Mevsimlik işçilerin 12 aylık süreyle çalışmaları için yapılan mücadeleyi desteklediklerini söyleyen HAK-İş Genel Başkanı Mahmut Arslan ise, 1 Mayıs İşçi Bayramı’nın yaklaştığını belirterek, bu seneki kutlamaların Şanlıurfa’da olacağını söyledi. Arslan, “696 sayılı kararnameyle 1 milyona yakın işçinin kadro alması ve mevsimlik işçilerin çalışmalarının 12 aya yansıması çok önemlidir. Bunu gerçekleştiren bakanlarımız ve hükümetimize ayrıca teşekkür etmek gerekir. Mevsimlik işçilerimizin 12 aylık süreyle çalışmaları için yapılan mücadeleye destek veriyoruz. Kıdem tazminatı konusunda da her türlü müzakereye hazırız. Herkes için olumlu olacak bir kararın çıkmasını istiyoruz. 1 Mayıs İşçi Bayramı’nda da Şanlıurfa’da olacağız. 1 Mayıs illa Taksim’de kutlanacak diye bir şey yok. Türkiye’nin bütün alanları 1 Mayıs alanıdır. 1 Mayıs, HAK-İş’in büyük çabaları ve çalışmalarıyla TOMA’lardan, kavgalardan, kaostan, tehlikeden, kargaşadan kurtarıldı. 1 Mayıs artık şarkılarla, türkülerle, Kur’an-ı Kerimlerle kutlanıyor” dedi.
“Emeklilik ve diğer sebeplerle boşalan kadrolar yeni işçiyle doldurulmalı”

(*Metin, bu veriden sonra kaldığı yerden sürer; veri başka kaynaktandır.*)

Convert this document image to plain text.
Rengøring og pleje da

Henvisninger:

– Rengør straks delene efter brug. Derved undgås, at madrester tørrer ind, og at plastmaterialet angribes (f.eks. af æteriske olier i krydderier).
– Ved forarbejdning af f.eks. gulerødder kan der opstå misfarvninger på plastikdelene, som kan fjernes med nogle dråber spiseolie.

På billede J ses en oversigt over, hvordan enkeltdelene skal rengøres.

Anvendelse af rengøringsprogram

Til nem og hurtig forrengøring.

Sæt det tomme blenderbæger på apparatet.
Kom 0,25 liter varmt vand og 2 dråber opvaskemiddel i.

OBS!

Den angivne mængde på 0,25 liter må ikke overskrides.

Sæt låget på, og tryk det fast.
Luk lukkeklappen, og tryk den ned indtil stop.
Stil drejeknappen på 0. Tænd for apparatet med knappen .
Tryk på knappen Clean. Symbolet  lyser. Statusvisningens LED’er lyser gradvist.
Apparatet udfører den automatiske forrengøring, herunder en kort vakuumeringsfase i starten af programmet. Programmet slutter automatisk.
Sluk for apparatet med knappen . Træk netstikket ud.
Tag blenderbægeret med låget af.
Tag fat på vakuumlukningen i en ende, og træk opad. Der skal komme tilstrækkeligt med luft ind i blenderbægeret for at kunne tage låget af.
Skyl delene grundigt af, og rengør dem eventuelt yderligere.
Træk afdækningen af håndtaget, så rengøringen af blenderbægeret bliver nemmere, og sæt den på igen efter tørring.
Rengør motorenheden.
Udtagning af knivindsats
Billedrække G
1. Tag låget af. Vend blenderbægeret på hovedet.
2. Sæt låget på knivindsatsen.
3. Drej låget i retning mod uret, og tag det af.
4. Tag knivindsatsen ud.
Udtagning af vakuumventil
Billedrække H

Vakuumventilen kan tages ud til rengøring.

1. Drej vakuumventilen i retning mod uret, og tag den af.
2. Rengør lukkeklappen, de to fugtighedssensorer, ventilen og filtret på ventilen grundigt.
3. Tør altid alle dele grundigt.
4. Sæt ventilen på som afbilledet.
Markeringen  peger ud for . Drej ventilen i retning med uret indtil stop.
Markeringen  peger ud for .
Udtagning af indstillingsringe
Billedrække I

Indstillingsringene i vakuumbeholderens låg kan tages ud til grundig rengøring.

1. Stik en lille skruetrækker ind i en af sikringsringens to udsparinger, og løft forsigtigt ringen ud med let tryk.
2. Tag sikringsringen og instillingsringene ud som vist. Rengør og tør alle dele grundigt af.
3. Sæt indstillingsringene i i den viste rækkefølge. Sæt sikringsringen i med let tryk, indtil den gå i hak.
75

İş kolunda çalışan sendikalı işçilerin yüzde 69’unun Öz Orman-İş Sendikasına ait işçiler olduğunu söyleyen Öz Orman-İş Sendikası Genel Başkanı Settar Aslan, mevsimlik işçilerin yılda 4 ay çalıştıkları için sağlık sigortalarından dahi yararlanamadığını ifade etti. 2007 yılında 13 bini aşkın orman emekçisinin kadroya alınmasına katkıda bulunduklarının altını çizen Aslan, “Dönemin Başbakanı Binali Yıldırım, Uluslararası Demokrasi Kongresi’nde hem taşeron işçilerimizin hem de geçici işçilerimizin beklentisine karşılık verdi. Neticede 1 milyona yakın taşeron işçimiz kamuya geçti. Yılda 5 ay 29 gün çalıştırılan geçici orman işçilerimizin çalışma süresi de 9 ay 29 güne uzatıldı. Bu 4 aylık süre uzatımı üyelerimiz için önemli bir kazanımdır. Fakat olması gereken Orman Genel Müdürlüğüne norm kadro verilmesidir. Emeklilik ve diğer sebeplerle boşalan kadrolar yeni işçiyle doldurulmalı. Böylelikle Orman Genel Müdürlüğündeki işgücü açığı kapanacaktır” şeklinde konuştu.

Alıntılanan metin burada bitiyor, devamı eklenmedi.